Nel 1968 gli fu proibito di parlare agli studenti a Zagabria perché coinvolto nel sogno dell’umanesimo marxista di Praxis dei suoi annuali seminari curzolani. Espulso dal partito, divenne egli stesso un dissidente. Nell’89, quando ormai la Jugoslavia socialista stava franando nel caos nazionalistico, partecipò alla breve avventura dell’Associazione per l’iniziativa democratica jugoslava (UJDI), in cui accanto alla democratizzazione del sistema si voleva mantenere il quadro jugoslavo.
Ma ormai era tardi: non si arrivò né al primo né al secondo obiettivo. I “talebani” nazionalisti, come li definì, produssero invece “democrature” e frantumarono violentemente la Jugoslavia. La stessa violenza (tre rivoltellate contro la sua cassetta delle lettere a Zagabria) lo obbligò ad andarsene, “tra esilio e asilo”, a Parigi e a Roma. Nel 1993 aveva scritto a Milosevic e Tudjman consigliando ad entrambi il suicidio per il bene dei loro popoli. Ritornato finalmente a Zagabria dopo la sbornia nazionalista (dove “il nazionalismo abbaia ma non ha più i denti”), non smise mai di credere nell’umanesimo di un mondo aperto: “Sono nato in un paese senza frontiere e poi le frontiere si sono costruite”, disse.

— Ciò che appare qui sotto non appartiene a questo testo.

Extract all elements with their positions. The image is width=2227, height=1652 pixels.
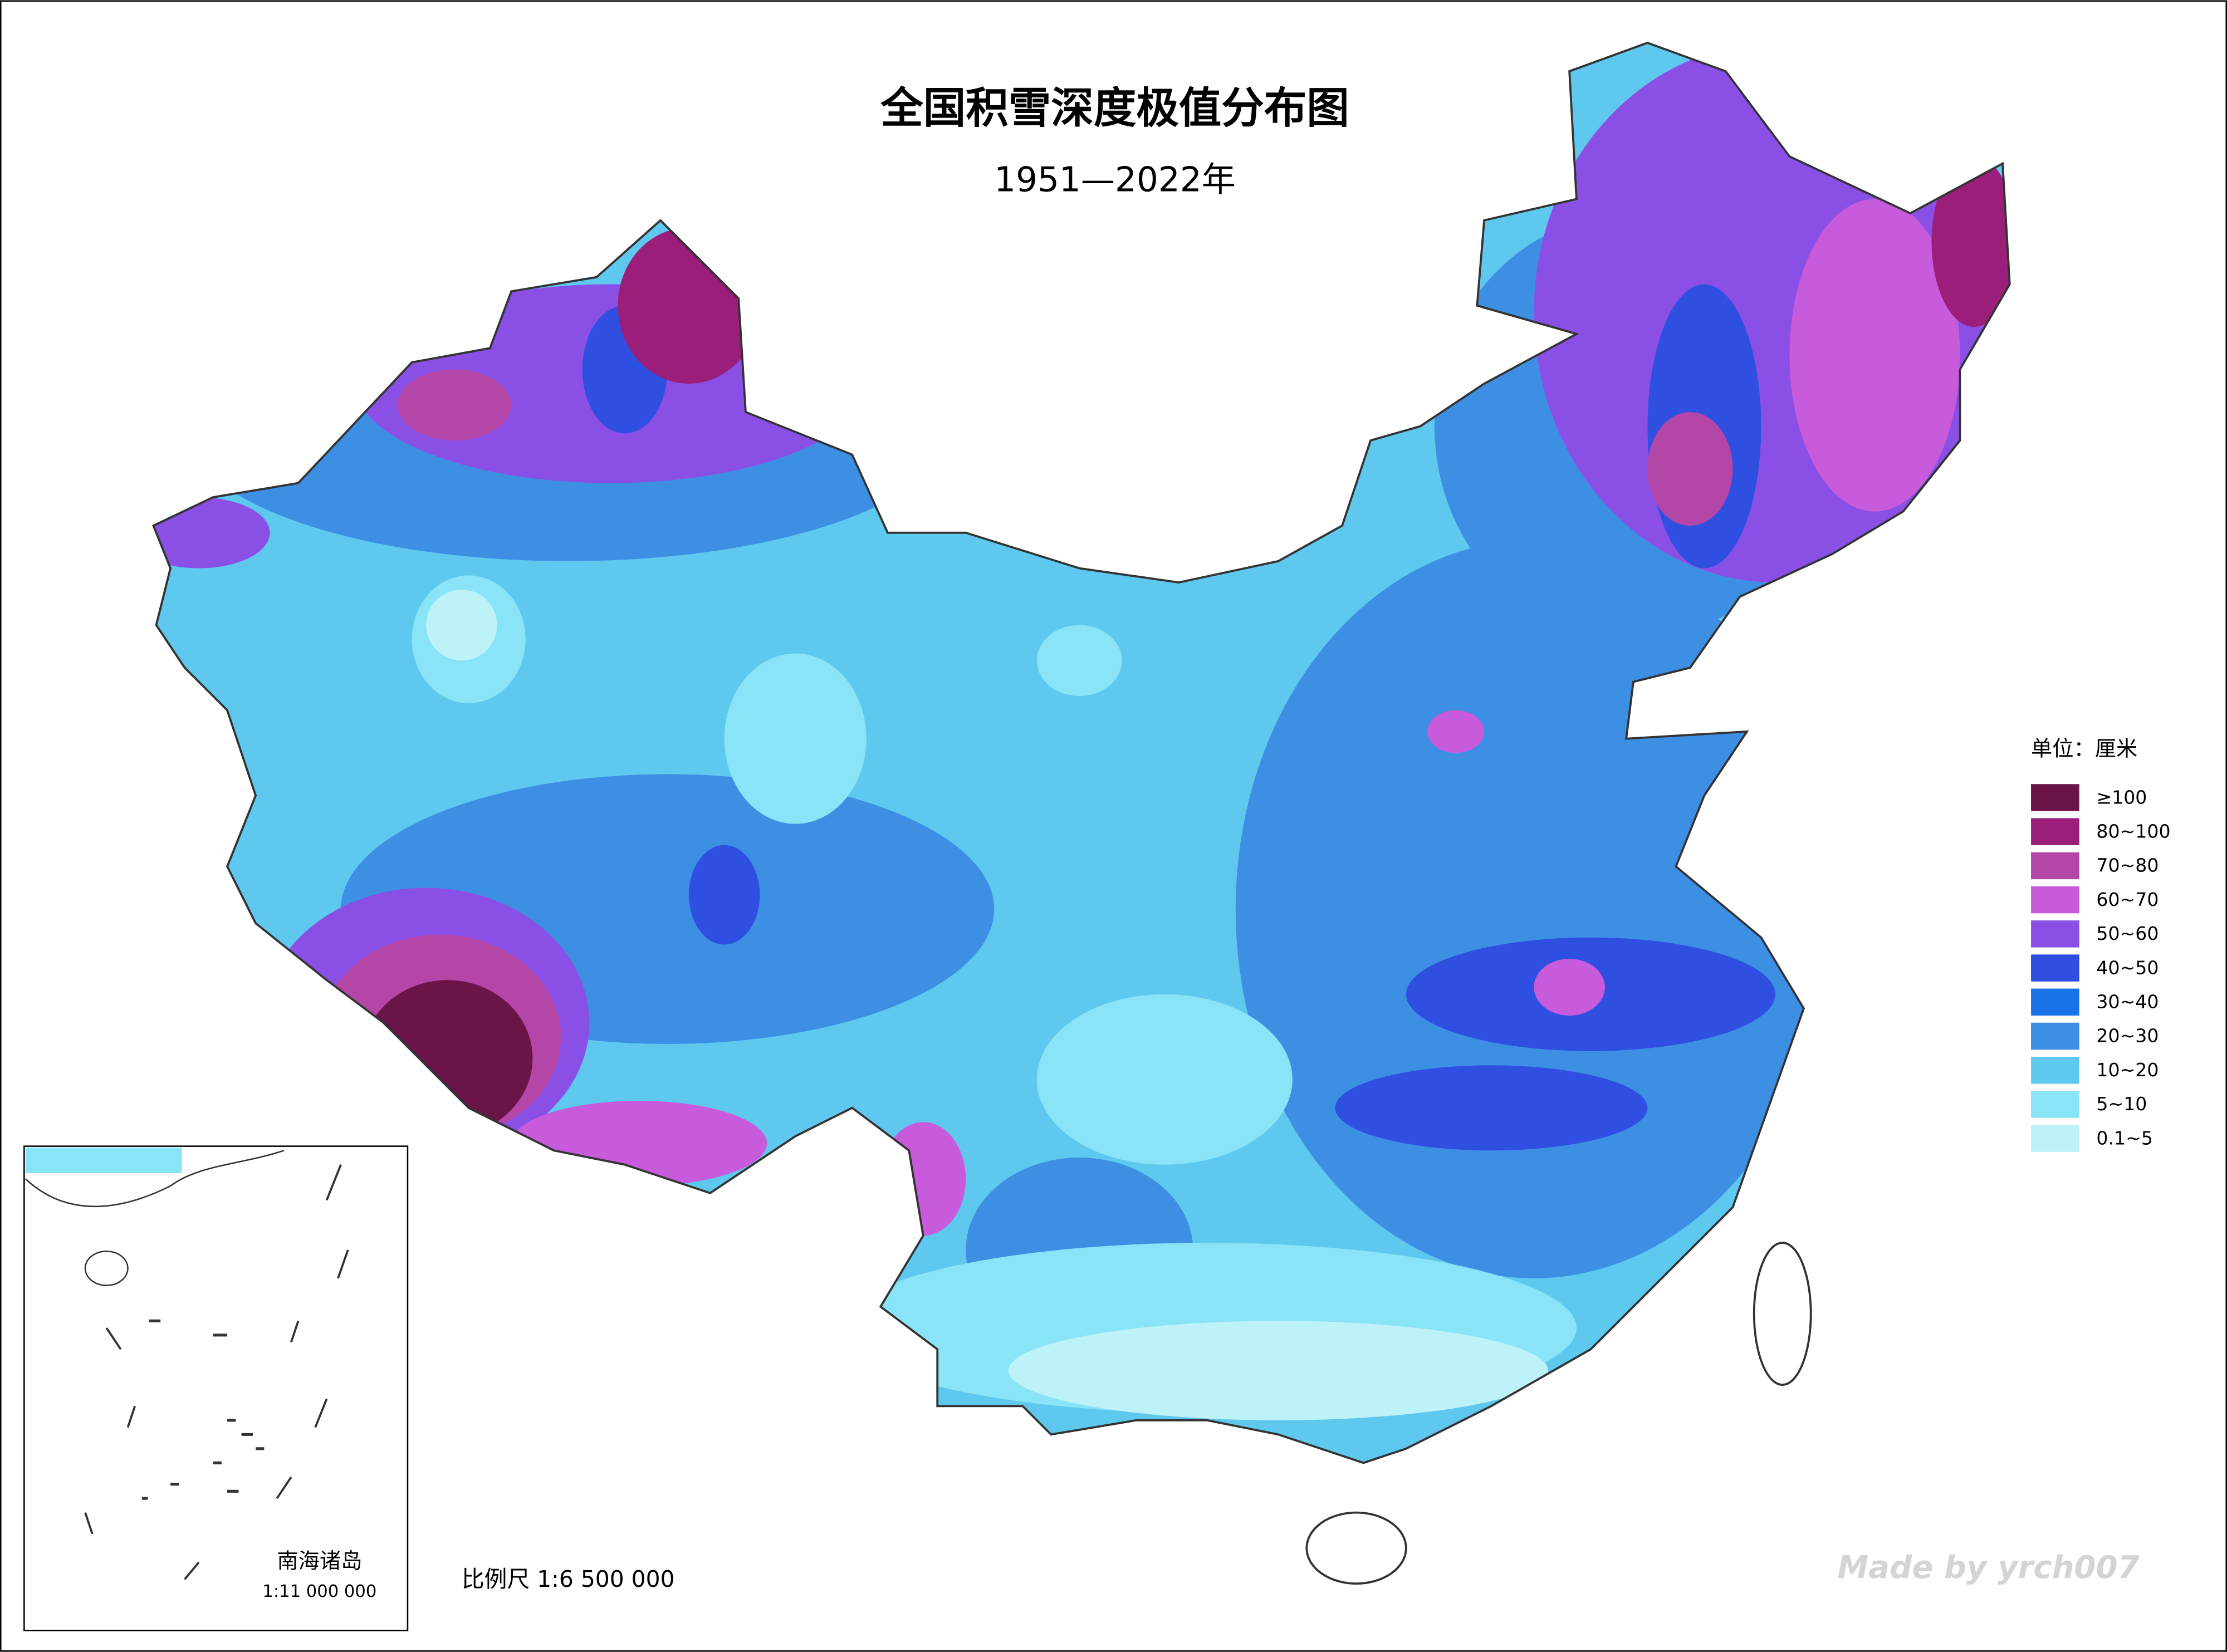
legend-label: 70~80 [2096, 855, 2159, 876]
legend-label: 0.1~5 [2096, 1127, 2153, 1149]
legend-label: 5~10 [2096, 1093, 2147, 1115]
legend-swatch [2031, 852, 2079, 880]
legend-label: 10~20 [2096, 1059, 2159, 1081]
zone [1036, 625, 1122, 697]
title: 全国积雪深度极值分布图 [880, 84, 1349, 133]
zone [724, 653, 867, 824]
legend-swatch [2031, 1022, 2079, 1050]
legend-swatch [2031, 920, 2079, 948]
scale: 比例尺 1:6 500 000 [462, 1566, 675, 1592]
zone [1427, 710, 1485, 753]
zone [1931, 156, 2010, 327]
legend-label: 60~70 [2096, 889, 2159, 910]
legend: 单位：厘米 ≥100 80~100 70~80 60~70 50~60 40~50 30~4… [2031, 737, 2171, 1152]
legend-label: 30~40 [2096, 991, 2159, 1013]
legend-label: ≥100 [2096, 786, 2147, 808]
inset-islands [142, 1319, 265, 1500]
inset-frame [23, 1145, 409, 1631]
legend-label: 50~60 [2096, 923, 2159, 944]
legend-label: 40~50 [2096, 957, 2159, 978]
inset-snow [25, 1148, 182, 1174]
hainan [1305, 1511, 1407, 1585]
inset-coast [25, 1150, 285, 1207]
zone [1008, 1321, 1548, 1420]
legend-title: 单位：厘米 [2031, 737, 2137, 762]
legend-swatch [2031, 1125, 2079, 1152]
zone [1335, 1065, 1648, 1151]
zone [1036, 994, 1293, 1165]
zone [426, 589, 497, 661]
zone [1534, 958, 1605, 1016]
legend-swatch [2031, 1091, 2079, 1118]
subtitle: 1951—2022年 [994, 160, 1236, 199]
legend-swatch [2031, 1056, 2079, 1084]
legend-label: 80~100 [2096, 820, 2170, 842]
inset-boundary [84, 1164, 349, 1580]
inset-scale: 1:11 000 000 [262, 1582, 376, 1601]
inset-title: 南海诸岛 [277, 1548, 362, 1573]
zone [688, 845, 760, 945]
watermark: Made by yrch007 [1837, 1550, 2139, 1586]
zone [1647, 412, 1733, 526]
legend-swatch [2031, 818, 2079, 845]
legend-swatch [2031, 886, 2079, 914]
legend-label: 20~30 [2096, 1025, 2159, 1047]
legend-swatch [2031, 954, 2079, 982]
zone [398, 369, 512, 441]
zone [1789, 199, 1960, 512]
legend-swatch [2031, 988, 2079, 1016]
inset: 南海诸岛 1:11 000 000 [23, 1145, 409, 1631]
inset-island [84, 1251, 129, 1286]
legend-swatch [2031, 784, 2079, 811]
taiwan [1753, 1242, 1812, 1386]
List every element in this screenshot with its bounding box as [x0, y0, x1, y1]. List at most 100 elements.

E’ morto in un tempo amaro e cinico: non solo le frontiere, ma i muri oggi sono ovunque apprezzati ed invocati. “Straniero, espulso, esule, profugo, rifugiato, fuggiasco, sfollato, deportato, esodato, espatriato, fuoriuscito, esiliato, respinto. Ho tenuto una lezione alla Sorbona sul fatto che la lingua italiana è quella con la più ampia gamma di termini per parlare dei migranti. E invece, ora si sente solo insistere su clandestini e irregolari. Ma cosa significa clandestinità in tempo di pace? Sono cose queste che mi hanno profondamente sorpreso dell’Italia”. Questo diceva Predrag qualche anno fa: in poche righe, forse il suo migliore testamento spirituale. Addio, ultimo jugoslavo.